Again, betraying an ignorance to the counting methods.  For a non-trivial 
number of ballots, counting a Condorcet method election is far easier than 
counting a IRV election.

>  It was put to the Review Committee, that STV is particularly suitable in 
> voting in elections for representative bodies, such as the University 
> Council, where it is desirable to represent different strands of opinion,

Here I agree.  Condorcet IS a bad method for filling a legislature, unless 
you use one of the more complicated multi-winner variants.  It is far 
superior to STV in single-winner elections.

>and that Condorcet is particularly useful in voting on policy matters 
>where it is desirable that the result should be one of broad consensus, 
>rather than of representing the largest single body of opinion.

They keep saying this.  It remains a terribly ignorant statement.  STV does 
not reliably represent the "largest single body of opinion".  If that is 
really what they want, they want plurality.

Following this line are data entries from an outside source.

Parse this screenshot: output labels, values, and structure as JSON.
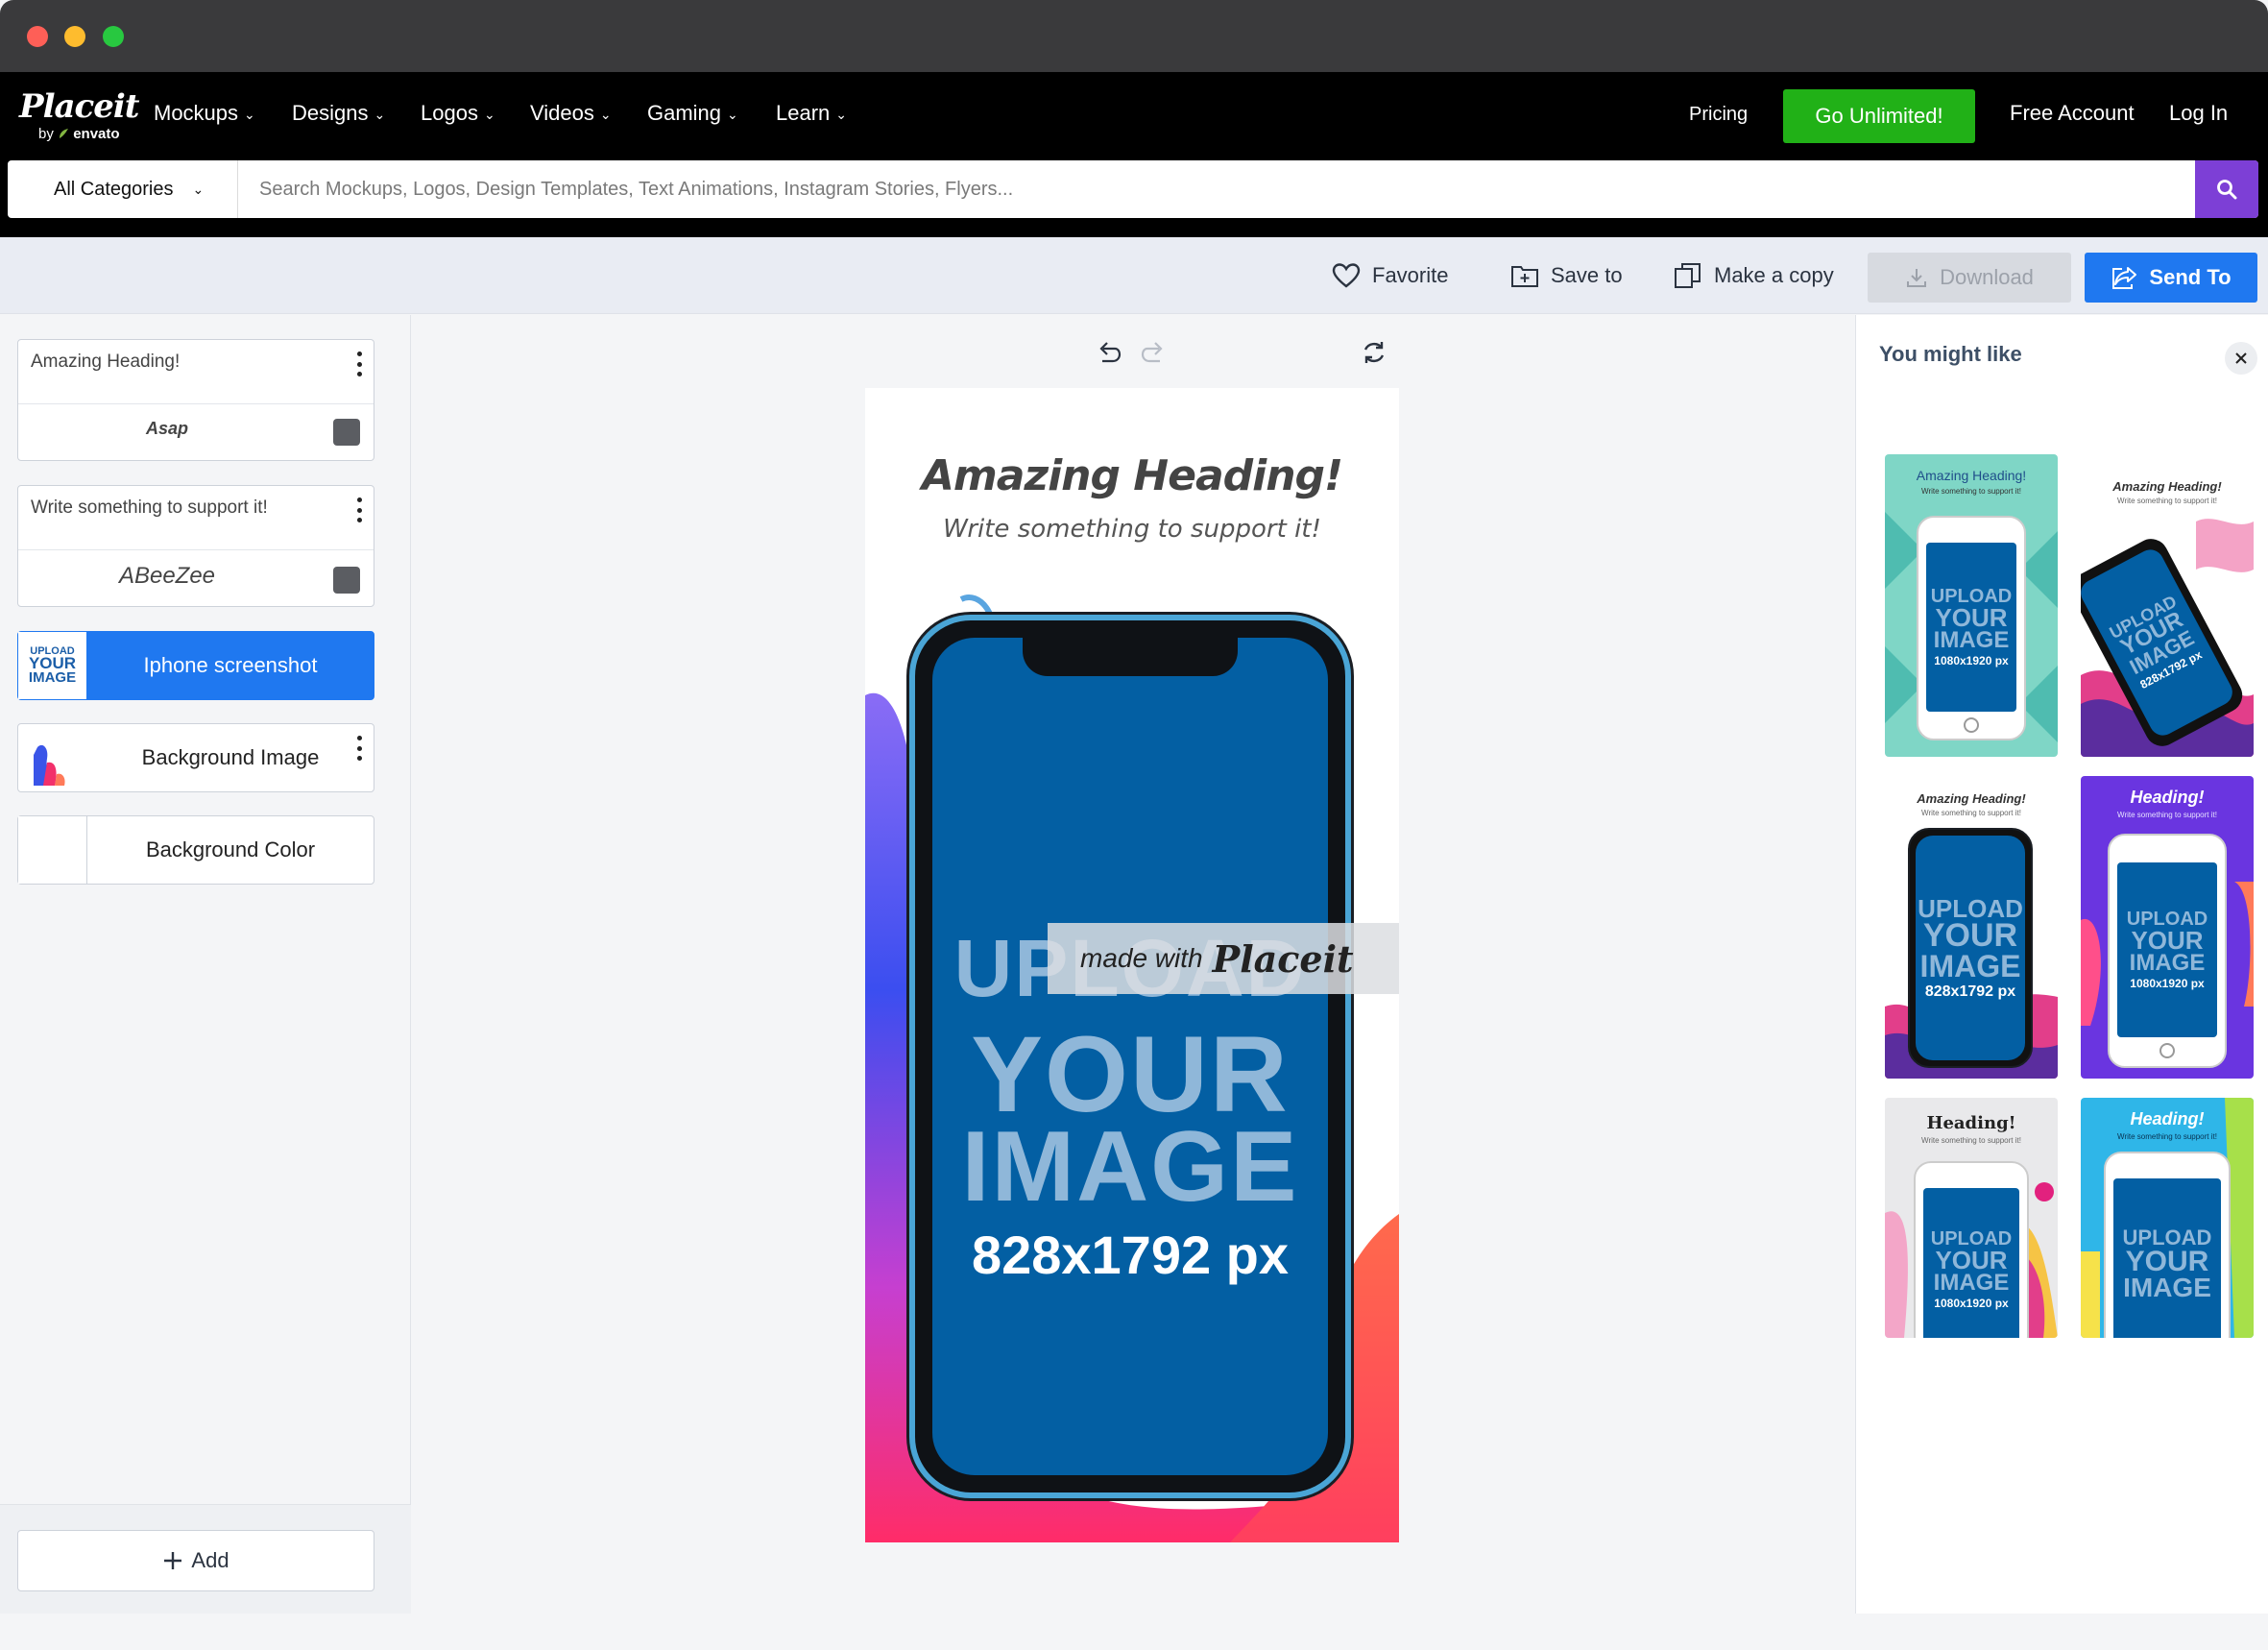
{
  "nav": {
    "logo_main": "Placeit",
    "logo_by": "by",
    "logo_envato": "envato",
    "items": [
      {
        "label": "Mockups"
      },
      {
        "label": "Designs"
      },
      {
        "label": "Logos"
      },
      {
        "label": "Videos"
      },
      {
        "label": "Gaming"
      },
      {
        "label": "Learn"
      }
    ],
    "pricing": "Pricing",
    "unlimited": "Go Unlimited!",
    "free_account": "Free Account",
    "login": "Log In",
    "colors": {
      "unlimited": "#21b117",
      "search_button": "#7d3fd6"
    }
  },
  "search": {
    "category": "All Categories",
    "placeholder": "Search Mockups, Logos, Design Templates, Text Animations, Instagram Stories, Flyers..."
  },
  "toolbar": {
    "favorite": "Favorite",
    "save_to": "Save to",
    "make_copy": "Make a copy",
    "download": "Download",
    "send_to": "Send To",
    "colors": {
      "send_to": "#1f78f0"
    }
  },
  "layers": [
    {
      "text": "Amazing Heading!",
      "font": "Asap"
    },
    {
      "text": "Write something to support it!",
      "font": "ABeeZee"
    },
    {
      "label": "Iphone screenshot",
      "thumb": [
        "UPLOAD",
        "YOUR",
        "IMAGE"
      ]
    },
    {
      "label": "Background Image"
    },
    {
      "label": "Background Color"
    }
  ],
  "add_button": "Add",
  "artboard": {
    "heading": "Amazing Heading!",
    "subheading": "Write something to support it!",
    "upload": [
      "UPLOAD",
      "YOUR",
      "IMAGE"
    ],
    "size": "828x1792 px",
    "watermark_small": "made with",
    "watermark_big": "Placeit"
  },
  "suggestions": {
    "title": "You might like",
    "items": [
      {
        "heading": "Amazing Heading!",
        "sub": "Write something to support it!",
        "upload": [
          "UPLOAD",
          "YOUR",
          "IMAGE"
        ],
        "size": "1080x1920 px"
      },
      {
        "heading": "Amazing Heading!",
        "sub": "Write something to support it!",
        "upload": [
          "UPLOAD",
          "YOUR",
          "IMAGE"
        ],
        "size": "828x1792 px"
      },
      {
        "heading": "Amazing Heading!",
        "sub": "Write something to support it!",
        "upload": [
          "UPLOAD",
          "YOUR",
          "IMAGE"
        ],
        "size": "828x1792 px"
      },
      {
        "heading": "Heading!",
        "sub": "Write something to support it!",
        "upload": [
          "UPLOAD",
          "YOUR",
          "IMAGE"
        ],
        "size": "1080x1920 px"
      },
      {
        "heading": "Heading!",
        "sub": "Write something to support it!",
        "upload": [
          "UPLOAD",
          "YOUR",
          "IMAGE"
        ],
        "size": "1080x1920 px"
      },
      {
        "heading": "Heading!",
        "sub": "Write something to support it!",
        "upload": [
          "UPLOAD",
          "YOUR",
          "IMAGE"
        ]
      }
    ]
  }
}
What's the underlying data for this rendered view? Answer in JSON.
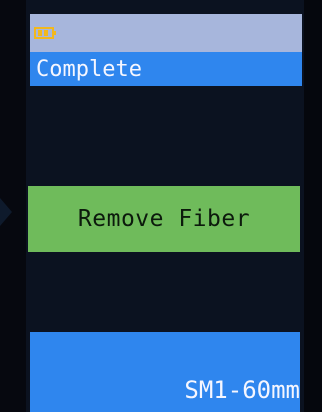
{
  "header": {
    "icon": "battery-icon"
  },
  "status": {
    "label": "Complete"
  },
  "message": {
    "label": "Remove Fiber"
  },
  "program": {
    "label": "SM1-60mm"
  },
  "colors": {
    "status_bar": "#2f86ee",
    "message_box": "#6fbb5b",
    "header_strip": "#a7b6dc",
    "background": "#0b1220"
  }
}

>  While this assessment of STV

Typo here - I would assume they mean Condorcet.

>  does indeed seem applicable to University circumstances, it is not 
> necessarily the case that the best policy or legislative solution would 
> be achieved consensually,

How should policies solutions be achieved, then?  Erratically?

>  and the case for adopting Condorcet rules is not, therefore, made out on 
> that account.

I can see why you're unimpressed, Diana.  They seem to think they 
understand Condorcet and STV, but in reality they're obviously ignorant to 
the differences between these methods.